Dialogo tra i due sul senso della memoria e sul confronto con il passato

«Sarebbe stato meglio se tutta la mia vita fosse andata diversamente… Tutti hanno problemi ma non hanno il pesante fardello che ho dovuto portare per tutta la vita». È la voce di Roman Polanski che accoglie lo spettatore mentre sta tornando insieme al fotografo Ryszard Horowitz a Cracovia, più o meno cinquant’anni dopo averla abbandonata. Si considerano entrambi «cracoviani» doc (anche se Polanski era nato a Parigi ma quando aveva tre anni, nel 1936, l’antisemitismo crescente in Francia aveva spinto i genitori a rientrare nella città natale del padre) e per questo hanno accettato la proposta di due documentaristi polacchi, Mateusz Kudla e Anna Kokoszka-Romer, di tornare nella città dove avevano vissuto da adolescenti. Una città che li aveva visti fare i conti con l’invasione nazista e quello che aveva comportato. Il risultato è «Hometown – La strada dei ricordi», un film che va molto al di là del documentario che voleva essere, per diventare una riflessione sul senso della memoria e sul confronto con il proprio passato.

Lo dice subito Horowitz, di sei anni più giovane di Polanski (è nato nel 1939), quando ammette che nonostante gli anni passati lontano — da tempo vive a New York — si accorge tornando in quei luoghi che «tutto è fissato nella memoria» perché, come ribadisce Polanski, «ogni pietra ricorda qualcosa». Così seguiamo i due amici aggirarsi per le strade, riconoscere case e piazze, ritrovare il cinema dove andavano da bambini («Quante volte abbiamo visto “Biancaneve”?») ma accorgersi anche che quel percorso non è innocente o indolore e che la memoria, specie quella di avvenimenti dolorosi, fatica a trovare una strada per esprimersi a parole.

Polanski prima sembra volersi nascondere dietro la difficoltà di dare una forma razionale al dolore («è difficile raccontarlo, bisogna averlo vissuto») poi, quando inizia a ripercorrere gli avvenimenti che videro i suoi genitori deportati — la madre ad Auschwitz, da cui non tornò, il padre a Mauthausen, dove invece riuscì a sopravvivere — ammette che i ricordi possono essere terribili: «non li voglio cancellare» ma devono «restare nella memoria così come sono perché non li voglio deformare». E a Horowitz che gli fa notare come i ricordi belli si stampano nella mente mentre quelli brutti finiscono per essere come sfocati, risponde che «è per questo che non voglio fare un film su quel periodo a Cracovia: sono ricordi importanti per me e questa visita li sta un po’ offuscando, ma sarebbe peggio se facessi un film, se dovessi rifare tutto artificialmente: non rimarrebbe più nulla nella mia memoria».

Ecco che allora il film non è solo l’occasione per ripercorrere con questi due artisti gli anni bui dell’occupazione nazista di Cracovia, con la costruzione del muro che delimitava il ghetto e i continui rastrellamenti, ma anche riflettere sul peso e il valore che la memoria può avere.

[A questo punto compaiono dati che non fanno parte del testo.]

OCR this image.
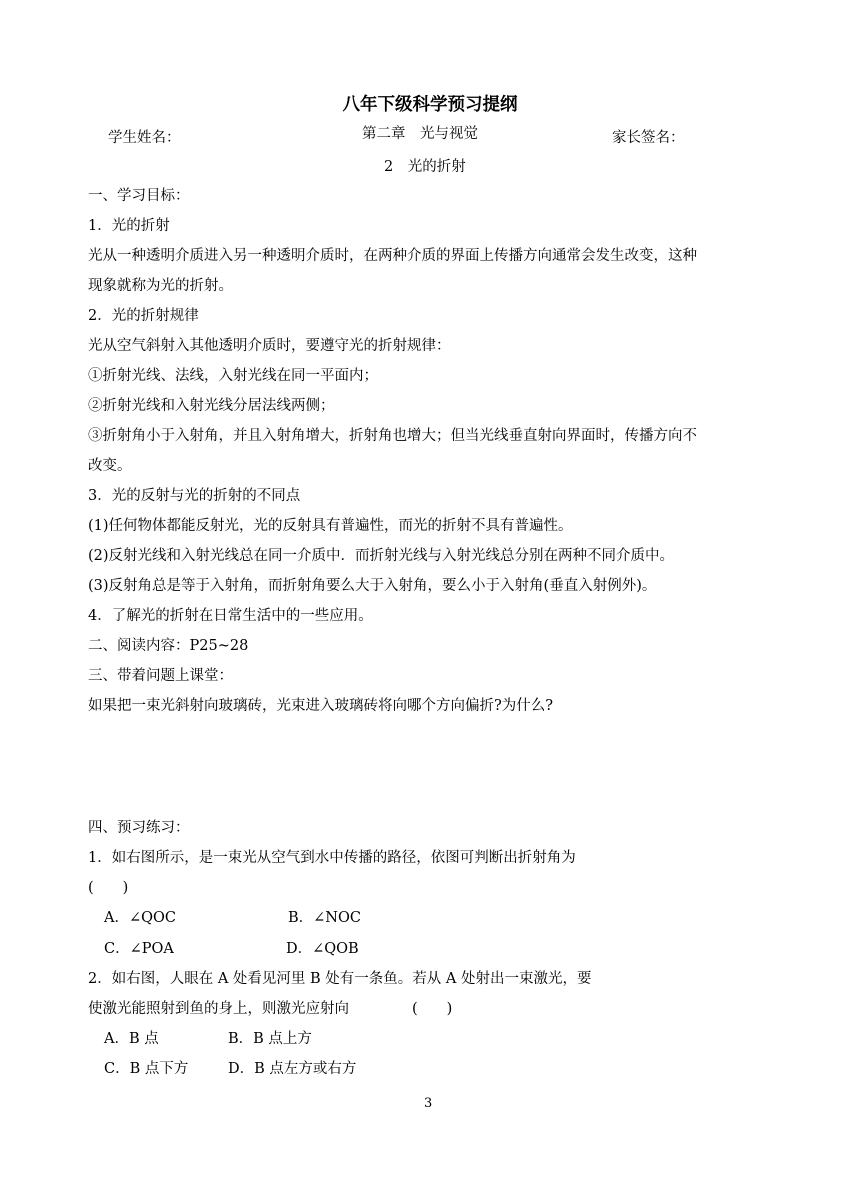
八年下级科学预习提纲
学生姓名：	第二章　光与视觉	家长签名：
2　光的折射
一、学习目标：
1．光的折射
光从一种透明介质进入另一种透明介质时，在两种介质的界面上传播方向通常会发生改变，这种
现象就称为光的折射。
2．光的折射规律
光从空气斜射入其他透明介质时，要遵守光的折射规律：
①折射光线、法线，入射光线在同一平面内；
②折射光线和入射光线分居法线两侧；
③折射角小于入射角，并且入射角增大，折射角也增大；但当光线垂直射向界面时，传播方向不
改变。
3．光的反射与光的折射的不同点
(1)任何物体都能反射光，光的反射具有普遍性，而光的折射不具有普遍性。
(2)反射光线和入射光线总在同一介质中．而折射光线与入射光线总分别在两种不同介质中。
(3)反射角总是等于入射角，而折射角要么大于入射角，要么小于入射角(垂直入射例外)。
4．了解光的折射在日常生活中的一些应用。
二、阅读内容：P25~28
三、带着问题上课堂：
如果把一束光斜射向玻璃砖，光束进入玻璃砖将向哪个方向偏折?为什么?
四、预习练习：
1．如右图所示，是一束光从空气到水中传播的路径，依图可判断出折射角为
(　　)
A．∠QOC	B．∠NOC
C．∠POA	D．∠QOB
2．如右图，人眼在 A 处看见河里 B 处有一条鱼。若从 A 处射出一束激光，要
使激光能照射到鱼的身上，则激光应射向	(　　)
A．B 点	B．B 点上方
C．B 点下方	D．B 点左方或右方
3
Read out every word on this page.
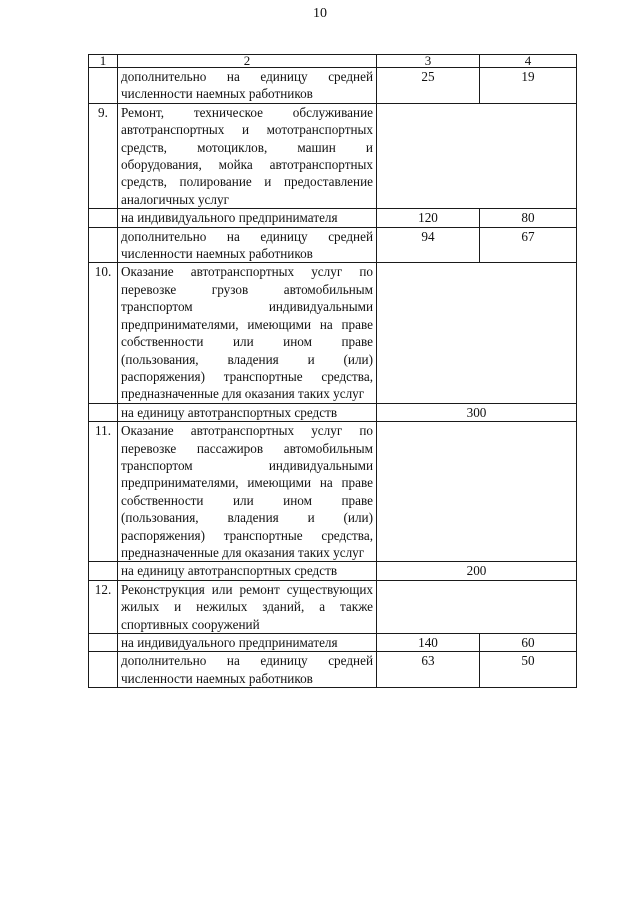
10
1	2	3	4
	дополнительно на единицу средней численности наемных работников	25	19
9.	Ремонт, техническое обслуживание автотранспортных и мототранспортных средств, мотоциклов, машин и оборудования, мойка автотранспортных средств, полирование и предоставление аналогичных услуг		
	на индивидуального предпринимателя	120	80
	дополнительно на единицу средней численности наемных работников	94	67
10.	Оказание автотранспортных услуг по перевозке грузов автомобильным транспортом индивидуальными предпринимателями, имеющими на праве собственности или ином праве (пользования, владения и (или) распоряжения) транспортные средства, предназначенные для оказания таких услуг		
	на единицу автотранспортных средств	300	
11.	Оказание автотранспортных услуг по перевозке пассажиров автомобильным транспортом индивидуальными предпринимателями, имеющими на праве собственности или ином праве (пользования, владения и (или) распоряжения) транспортные средства, предназначенные для оказания таких услуг		
	на единицу автотранспортных средств	200	
12.	Реконструкция или ремонт существующих жилых и нежилых зданий, а также спортивных сооружений		
	на индивидуального предпринимателя	140	60
	дополнительно на единицу средней численности наемных работников	63	50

Da una parte c’è la sconsolata reazione di Horowitz, la cui famiglia e lui stesso seienne sopravvissero ad Auschwitz perché i genitori erano stati operai di Schindler che li protesse dalle camere a gas: «Le persone non imparano niente dalla Storia, non traggono nessuna lezione» dice.

Dall’altra c’è il comportamento opposto di Polanski che cerca nell’ironia e forse anche un po’ nel cinismo la forza per fare i conti col suo passato: quando racconta il funerale del padre, con tutti gli inconvenienti a cui dovette far fronte a cominciare dai becchini completamente ubriachi delle onoranze Bongo (questo l’inspiegabile nome di chi organizzava le sepolture), solo la risata sembra capace di esorcizzare un ricordo che dovrebbe invece scatenare le lacrime. E con la stessa leggerezza un po’ incosciente di chi sa che non può abbandonarsi al dolore dei ricordi, lo vediamo ritrovare il nipote della donna che lo nascose in campagna quando i genitori erano stati deportati. Un atteggiamento apparentemente superficiale ma invece profondamente umano, di chi ha molto sofferto («siamo prodotti del passato» dice Horowitz) e però non vuole smettere di aver fiducia nella vita.